A partir de julho de 2025, a cidade de Camaçari, na Bahia, será o novo polo de produção da BYD no Brasil, com a fabricação do sedã híbrido King, ao lado do Dolphin Mini e do Song Pro. A confirmação veio do vice-presidente sênior da marca, Alexandre Baldy, que destacou a importância estratégica da planta para a expansão da montadora chinesa no mercado brasileiro. A cerimônia de inauguração da unidade, marcada para 1º de julho, simboliza o avanço da BYD em direção à produção local, apesar de atrasos causados por questões trabalhistas. A fábrica, instalada no antigo complexo da Ford, promete gerar milhares de empregos e consolidar o Brasil como um hub de veículos eletrificados na América Latina. O início das operações coincide com o aumento de impostos sobre importação de elétricos e híbridos, o que reforça a relevância da produção nacional.
A BYD, líder global em veículos elétricos, adquiriu o terreno em Camaçari por cerca de R$ 300 milhões, com um investimento total estimado em R$ 5,5 bilhões.
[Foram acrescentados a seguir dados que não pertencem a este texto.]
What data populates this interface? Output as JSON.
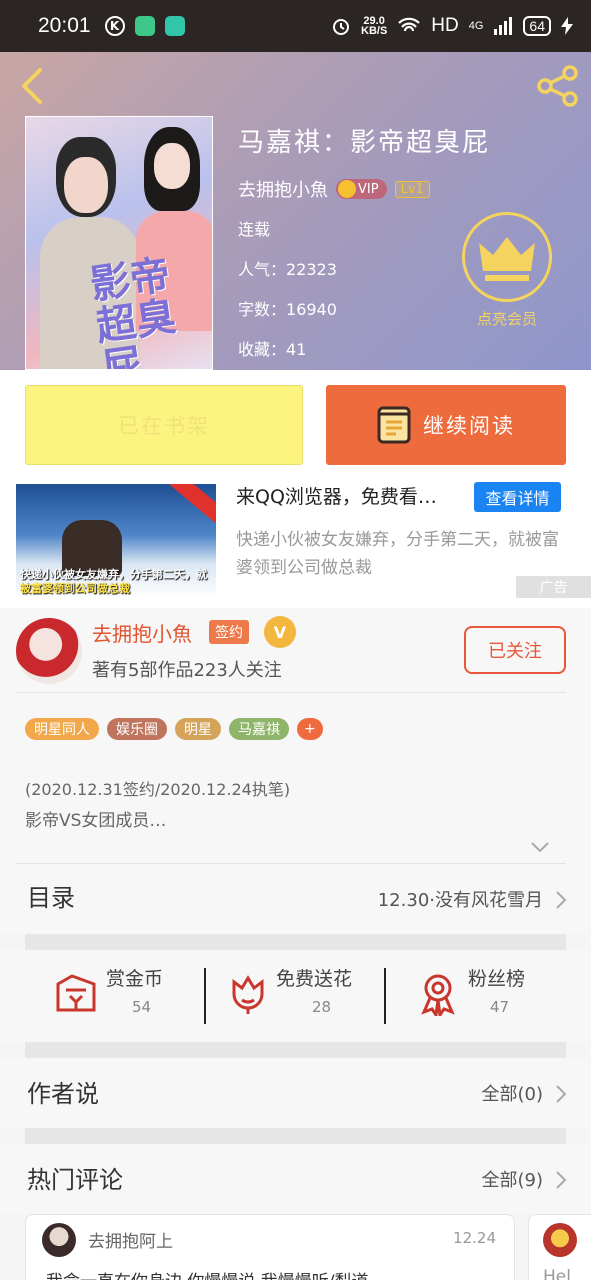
{
  "status_bar": {
    "time": "20:01",
    "apps": [
      "K",
      "",
      ""
    ],
    "speed_value": "29.0",
    "speed_unit": "KB/S",
    "network": "HD",
    "signal": "4G",
    "battery": "64"
  },
  "header": {
    "book_title": "马嘉祺：影帝超臭屁",
    "author": "去拥抱小魚",
    "vip_label": "VIP",
    "level_label": "Lv1",
    "status": "连载",
    "popularity_label": "人气：",
    "popularity": "22323",
    "word_count_label": "字数：",
    "word_count": "16940",
    "favorites_label": "收藏：",
    "favorites": "41",
    "member_label": "点亮会员",
    "cover_text": "影帝超臭屁",
    "accent_color": "#f4d35e"
  },
  "actions": {
    "shelf_label": "已在书架",
    "read_label": "继续阅读"
  },
  "ad": {
    "title": "来QQ浏览器，免费看…",
    "cta": "查看详情",
    "description": "快递小伙被女友嫌弃，分手第二天，就被富婆领到公司做总裁",
    "tag": "广告",
    "image_caption_prefix": "快递小伙被女友嫌弃，分手第二天，就",
    "image_caption_highlight": "被富婆领到公司做总裁"
  },
  "author_section": {
    "name": "去拥抱小魚",
    "sign_badge": "签约",
    "v_badge": "V",
    "stats": "著有5部作品223人关注",
    "follow_label": "已关注",
    "tags": [
      {
        "label": "明星同人",
        "color": "#f2a84a"
      },
      {
        "label": "娱乐圈",
        "color": "#c0745e"
      },
      {
        "label": "明星",
        "color": "#d6a35a"
      },
      {
        "label": "马嘉祺",
        "color": "#8fb56a"
      },
      {
        "label": "+",
        "color": "#ee6b3d"
      }
    ],
    "desc_line1": "(2020.12.31签约/2020.12.24执笔)",
    "desc_line2": "影帝VS女团成员…"
  },
  "toc": {
    "label": "目录",
    "latest": "12.30·没有风花雪月"
  },
  "stats": [
    {
      "label": "赏金币",
      "value": "54"
    },
    {
      "label": "免费送花",
      "value": "28"
    },
    {
      "label": "粉丝榜",
      "value": "47"
    }
  ],
  "author_says": {
    "label": "作者说",
    "all_label": "全部(0)"
  },
  "hot_comments": {
    "label": "热门评论",
    "all_label": "全部(9)",
    "items": [
      {
        "name": "去拥抱阿上",
        "time": "12.24",
        "text": "我命一直在你身边 你慢慢说 我慢慢听/梨道"
      }
    ],
    "second_preview": "Hel"
  }
}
A escolha da Bahia reflete a aposta da montadora em um mercado em crescimento, onde as vendas de eletrificados subiram de 2,5% em 2023 para 5% em 2024. A produção inicial será em regime SKD (montagem de kits importados), mas a meta é alcançar a fabricação completa até o fim de 2026, com até 25% de componentes nacionais.
A notícia da produção do BYD King, um sedã híbrido plug-in que compete com o Toyota Corolla, anima o setor automotivo brasileiro. O modelo, que já é o segundo sedã médio mais vendido do país, com 5,5 mil unidades emplacadas entre janeiro e maio de 2025, deve ganhar competitividade com a redução de custos logísticos. A seguir, alguns pontos-chave sobre a iniciativa da BYD:
- Capacidade inicial: A fábrica começará produzindo 150 mil veículos por ano, com potencial para dobrar até 2027.
- Modelos prioritários: Dolphin Mini, Song Pro e King serão os primeiros a sair da linha de montagem.
- Empregos gerados: A previsão é de 10 mil vagas diretas até o fim de 2025, com até 20 mil empregos diretos e indiretos até 2026.
- Sustentabilidade: A planta terá foco em veículos híbridos e elétricos, alinhada à meta global da BYD de reduzir emissões.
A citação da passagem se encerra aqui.